Today after a very long stressful day I decided I needed to get my life back on track. Although I still have a few mixed emotions, I can genuinely say that I have finally let go of all the bad things that have happened to me in this life. I’m not saying that I hope to forget all these tragic happenings – no – I just want to be able to accept the fact that they’ve happened and learn from each situation but not make it change or determine who I am. All my flaws, all the mishaps in my life have created who I am now, but for the past few months I have been so confused and completely forgot who I truly was. So many people molded me into something else without me even knowing it. I’m finally at peace with what has happened in my life and I fully acknowledge that things won’t stay like this forever. A friend once told me something when I was going through a rough time and it is the most truthful story I have ever heard.

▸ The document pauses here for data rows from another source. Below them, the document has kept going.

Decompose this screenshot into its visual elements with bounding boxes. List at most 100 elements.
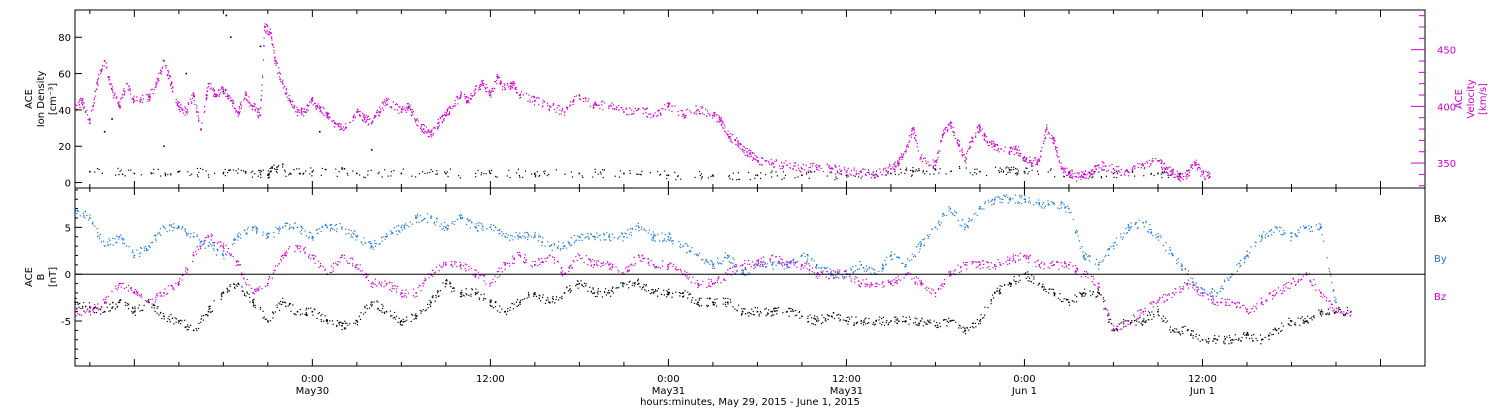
data-point-series	[331, 120, 333, 123]
data-point-series	[945, 173, 947, 175]
data-point-by	[671, 240, 673, 243]
data-point-bx	[489, 301, 492, 304]
data-point-series	[1170, 173, 1172, 175]
data-point-series	[695, 111, 697, 113]
data-point-bx	[1223, 342, 1225, 344]
data-point-series	[117, 101, 119, 103]
data-point-by	[475, 223, 477, 225]
data-point-by	[275, 226, 277, 228]
data-point-series	[912, 130, 914, 132]
data-point-by	[643, 229, 645, 231]
data-point-by	[881, 263, 883, 265]
data-point-by	[1060, 201, 1062, 203]
data-point-series	[186, 109, 189, 111]
data-point-bx	[580, 280, 582, 282]
data-point-series	[1204, 178, 1207, 180]
data-point-series	[289, 102, 291, 104]
data-point-by	[385, 233, 388, 235]
data-point-series	[270, 167, 272, 169]
data-point-by	[763, 265, 765, 268]
data-point-by	[177, 227, 179, 229]
data-point-by	[172, 229, 174, 232]
data-point-series	[430, 133, 432, 136]
data-point-series	[467, 101, 469, 103]
data-point-series	[1181, 172, 1183, 175]
data-point-bx	[346, 322, 348, 324]
data-point-series	[209, 88, 211, 90]
data-point-series	[477, 169, 479, 172]
data-point-by	[1095, 258, 1098, 260]
data-point-by	[1128, 229, 1130, 231]
data-point-series	[454, 99, 456, 102]
data-point-series	[849, 173, 851, 175]
data-point-by	[897, 256, 899, 258]
data-point-series	[257, 175, 259, 177]
data-point-series	[1088, 171, 1090, 173]
data-point-series	[720, 117, 722, 119]
data-point-series	[288, 174, 290, 176]
data-point-series	[226, 171, 229, 174]
data-point-by	[701, 259, 703, 261]
data-point-series	[912, 166, 914, 169]
data-point-series	[910, 175, 913, 177]
data-point-bx	[476, 292, 478, 295]
data-point-bx	[77, 303, 79, 306]
data-point-series	[128, 169, 130, 171]
data-point-series	[199, 167, 202, 170]
data-point-by	[312, 239, 314, 241]
data-point-series	[737, 172, 739, 174]
data-point-series	[1063, 169, 1065, 171]
data-point-bx	[925, 322, 927, 324]
data-point-by	[350, 234, 352, 236]
data-point-by	[813, 260, 815, 262]
data-point-bx	[696, 303, 698, 305]
data-point-series	[500, 81, 502, 83]
data-point-by	[495, 227, 497, 229]
data-point-series	[746, 152, 748, 154]
data-point-series	[463, 93, 466, 96]
data-point-bx	[1278, 327, 1280, 330]
data-point-by	[1028, 197, 1030, 199]
data-point-by	[237, 236, 239, 238]
data-point-series	[1090, 173, 1092, 175]
data-point-series	[666, 177, 668, 180]
data-point-series	[119, 101, 121, 103]
data-point-series	[273, 49, 275, 52]
data-point-series	[1062, 168, 1064, 170]
data-point-series	[805, 173, 808, 175]
data-point-series	[384, 104, 386, 107]
data-point-by	[1150, 231, 1152, 233]
data-point-series	[983, 134, 986, 136]
data-point-series	[510, 82, 512, 84]
data-point-bx	[507, 310, 509, 312]
data-point-series	[982, 135, 984, 137]
data-point-series	[1028, 171, 1030, 173]
data-point-series	[301, 107, 303, 109]
data-point-bx	[756, 310, 759, 313]
data-point-series	[171, 86, 174, 88]
data-point-series	[874, 176, 877, 178]
data-point-series	[1007, 171, 1009, 174]
data-point-bx	[109, 310, 111, 312]
data-point-series	[98, 168, 100, 171]
data-point-by	[1157, 235, 1159, 238]
data-point-series	[1069, 170, 1071, 172]
data-point-bx	[262, 317, 264, 319]
data-point-by	[460, 216, 462, 218]
data-point-by	[678, 240, 680, 243]
data-point-bx	[229, 285, 231, 288]
data-point-series	[739, 144, 741, 146]
data-point-series	[736, 144, 739, 147]
data-point-bx	[844, 319, 846, 322]
data-point-series	[928, 164, 930, 166]
data-point-series	[815, 166, 818, 169]
data-point-bx	[713, 301, 715, 303]
data-point-bx	[241, 290, 243, 292]
data-point-by	[1038, 199, 1040, 201]
data-point-series	[940, 141, 942, 143]
data-point-by	[629, 228, 632, 230]
data-point-series	[265, 23, 268, 26]
data-point-bx	[364, 311, 366, 313]
data-point-series	[297, 115, 299, 117]
data-point-bx	[1197, 338, 1199, 340]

“There was an old man who was about to pass away and he knew that he wasn’t gonna be there for his daughter as she got older and went through life, so he left her something in a wooden box for her to open if a tragic thing happened. One day when his daughter was going through a tragic event she opened the box and inside was a piece of paper that said “It too will pass.” Her father had left her this note with his words of advice for her. That no matter what situation you’re put in everything will eventually pass. =)

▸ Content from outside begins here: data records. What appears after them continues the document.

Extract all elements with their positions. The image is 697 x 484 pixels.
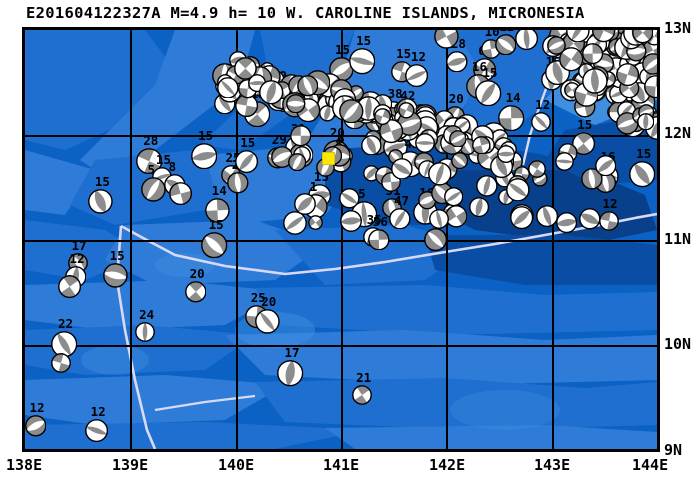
depth-label: 22 [58,318,73,331]
depth-label: 15 [110,250,125,263]
depth-label: 12 [603,198,618,211]
depth-label: 17 [72,240,87,253]
depth-label: 20 [449,93,464,106]
xtick-139E: 139E [112,456,148,474]
ytick-10N: 10N [664,335,691,353]
depth-label: 15 [577,119,592,132]
depth-label: 8 [169,161,177,174]
xtick-140E: 140E [218,456,254,474]
depth-label: 12 [70,253,85,266]
depth-label: 15 [335,44,350,57]
depth-label: 17 [284,347,299,360]
depth-label: 47 [394,195,409,208]
xtick-144E: 144E [632,456,668,474]
seismicity-map-figure: E201604122327A M=4.9 h= 10 W. CAROLINE I… [0,0,697,484]
gridline-10N [25,345,657,347]
depth-label: 15 [636,148,651,161]
depth-label: 15 [240,137,255,150]
depth-label: 1 [310,181,318,194]
xtick-142E: 142E [429,456,465,474]
depth-label: 12 [30,402,45,415]
depth-label: 15 [482,67,497,80]
depth-label: 12 [499,30,514,33]
ytick-11N: 11N [664,230,691,248]
depth-label: 20 [190,268,205,281]
depth-label: 24 [139,309,154,322]
depth-label: 14 [506,92,521,105]
map-plot-area: 17 12 15 22 12 12 15 28 15 8 5 15 25 2 15 14 15 24 20 25 20 1… [25,30,657,449]
xtick-143E: 143E [534,456,570,474]
depth-label: 14 [212,185,227,198]
gridline-11N [25,240,657,242]
ytick-13N: 13N [664,19,691,37]
depth-label: 12 [91,406,106,419]
depth-label: 5 [148,164,156,177]
depth-label: 28 [143,135,158,148]
map-frame: 17 12 15 22 12 12 15 28 15 8 5 15 25 2 15 14 15 24 20 25 20 1… [22,27,660,452]
depth-label: 12 [535,99,550,112]
depth-label: 21 [356,372,371,385]
depth-label: 15 [356,35,371,48]
ytick-12N: 12N [664,124,691,142]
depth-label: 20 [261,296,276,309]
depth-label: 15 [209,219,224,232]
epicenter-star-marker [322,152,335,165]
depth-label: 15 [396,48,411,61]
depth-label: 15 [95,176,110,189]
depth-label: 12 [411,51,426,64]
xtick-138E: 138E [6,456,42,474]
xtick-141E: 141E [323,456,359,474]
depth-label: 15 [198,130,213,143]
figure-title: E201604122327A M=4.9 h= 10 W. CAROLINE I… [26,4,585,22]
depth-label: 56 [373,216,388,229]
ytick-9N: 9N [664,441,682,459]
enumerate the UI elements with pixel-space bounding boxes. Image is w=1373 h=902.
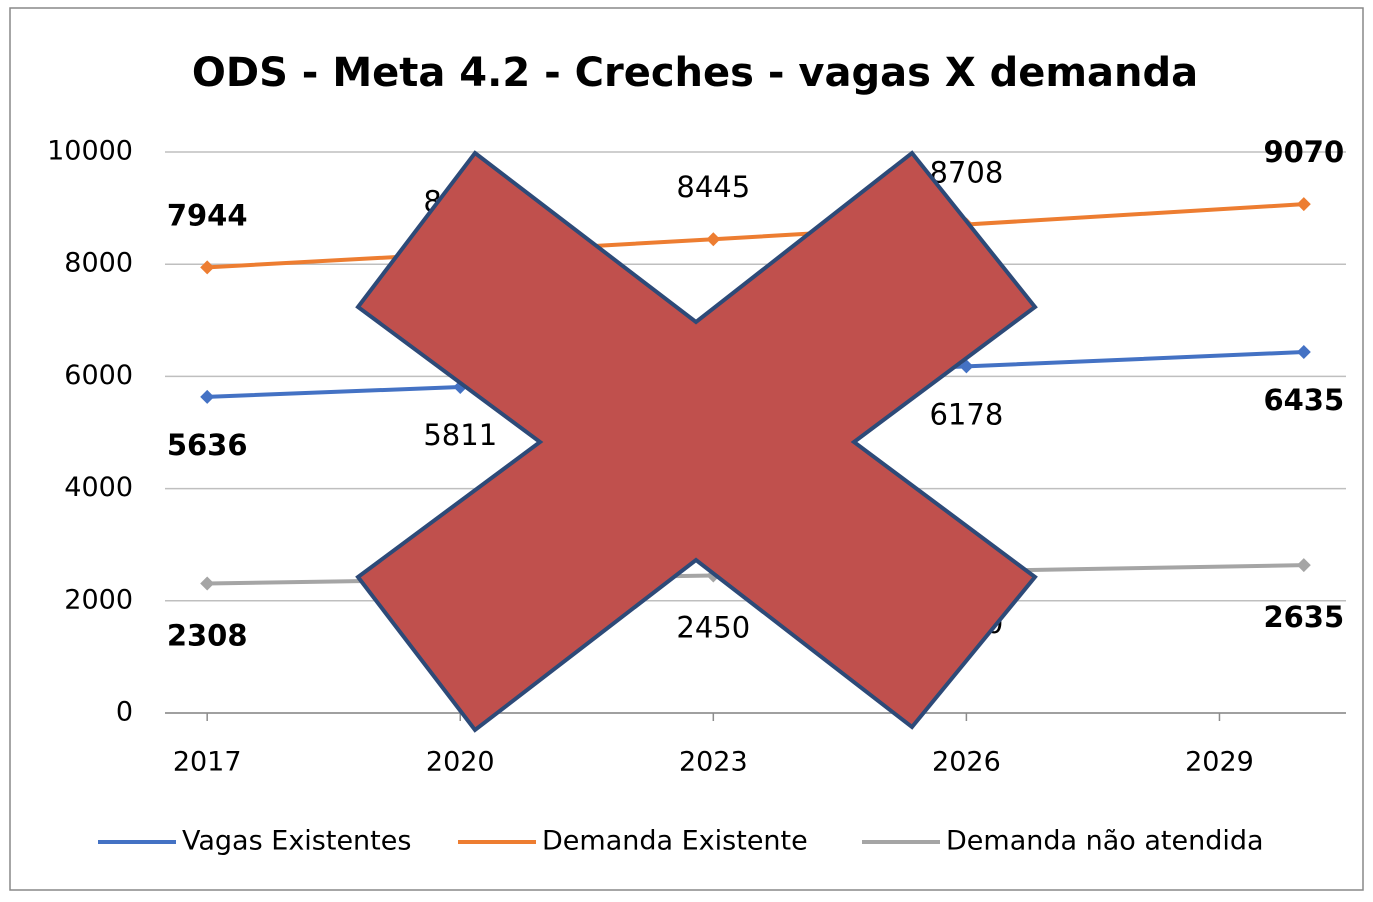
data-label: 8708 bbox=[929, 155, 1003, 189]
chart-title: ODS - Meta 4.2 - Creches - vagas X deman… bbox=[192, 50, 1198, 96]
y-tick-label: 8000 bbox=[64, 248, 133, 279]
point-marker bbox=[1296, 558, 1311, 573]
data-label: 7944 bbox=[167, 198, 248, 232]
data-label: 2308 bbox=[167, 619, 248, 653]
data-label: 2450 bbox=[676, 611, 750, 645]
data-label: 5811 bbox=[423, 418, 497, 452]
point-marker bbox=[1296, 344, 1311, 359]
legend-label: Demanda não atendida bbox=[946, 826, 1264, 857]
legend-label: Vagas Existentes bbox=[182, 826, 411, 857]
point-marker bbox=[200, 260, 215, 275]
plot: 0 2000 4000 6000 8000 10000 2017 2020 2023 2026 20… bbox=[47, 135, 1346, 857]
y-tick-label: 10000 bbox=[47, 136, 133, 167]
x-tick-label: 2029 bbox=[1185, 747, 1254, 778]
data-label: 6435 bbox=[1263, 383, 1344, 417]
point-marker bbox=[200, 576, 215, 591]
point-marker bbox=[706, 232, 721, 247]
legend-label: Demanda Existente bbox=[542, 826, 808, 857]
x-tick-label: 2017 bbox=[173, 747, 242, 778]
point-marker bbox=[200, 389, 215, 404]
x-tick-label: 2020 bbox=[426, 747, 495, 778]
data-label: 5636 bbox=[167, 428, 248, 462]
data-label: 2635 bbox=[1263, 600, 1344, 634]
x-tick-label: 2023 bbox=[679, 747, 748, 778]
y-tick-label: 4000 bbox=[64, 472, 133, 503]
data-label: 9070 bbox=[1263, 135, 1344, 169]
point-marker bbox=[1296, 197, 1311, 212]
y-tick-label: 6000 bbox=[64, 360, 133, 391]
cross-overlay bbox=[355, 150, 1038, 733]
data-label: 8445 bbox=[676, 170, 750, 204]
x-tick-label: 2026 bbox=[932, 747, 1001, 778]
y-tick-label: 0 bbox=[116, 697, 133, 728]
data-label: 6178 bbox=[929, 397, 1003, 431]
y-tick-label: 2000 bbox=[64, 584, 133, 615]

Anyways I’m looking forward to this new schoolyear and I’m willing to face whatever situations are awaiting for me. I feel like I can finally breathe and move on.

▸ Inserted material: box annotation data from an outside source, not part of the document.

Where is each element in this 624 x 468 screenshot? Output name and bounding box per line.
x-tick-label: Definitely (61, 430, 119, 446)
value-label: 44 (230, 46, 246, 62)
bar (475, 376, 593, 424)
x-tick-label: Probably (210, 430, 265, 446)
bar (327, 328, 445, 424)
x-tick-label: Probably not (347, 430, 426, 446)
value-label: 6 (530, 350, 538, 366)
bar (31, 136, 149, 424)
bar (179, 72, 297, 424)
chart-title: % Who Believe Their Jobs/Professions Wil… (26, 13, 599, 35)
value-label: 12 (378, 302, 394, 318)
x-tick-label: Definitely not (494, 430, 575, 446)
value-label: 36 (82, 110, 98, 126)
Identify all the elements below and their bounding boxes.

Pink75 has written 2 entries about this goal
Throughout my whole life it seems as though bad events were followed by more tragic situations. I’ve been waiting for things to clear up but I realised that the way i’ve been acting, and the person i’ve started turning into are much too negative for good things to ever come out of it. So I’m gonna take some time out to really think about everything that has happened in my life and then just let everything go.
I don’t trust anyone anymore for ANYTHING because of certain things that have happened but I realise that I can’t blame everyone or make other people face the consequences for what certain individuals have done to me. Instead I can only be careful on the few people to trust in.
I’ve started becoming a very cynical person and I hate it but the truth is that I’m too scared to be any different so that’s why this goal is a very big one for me. I need to be able to let go in order to move on and be the person I have always dreamt of being.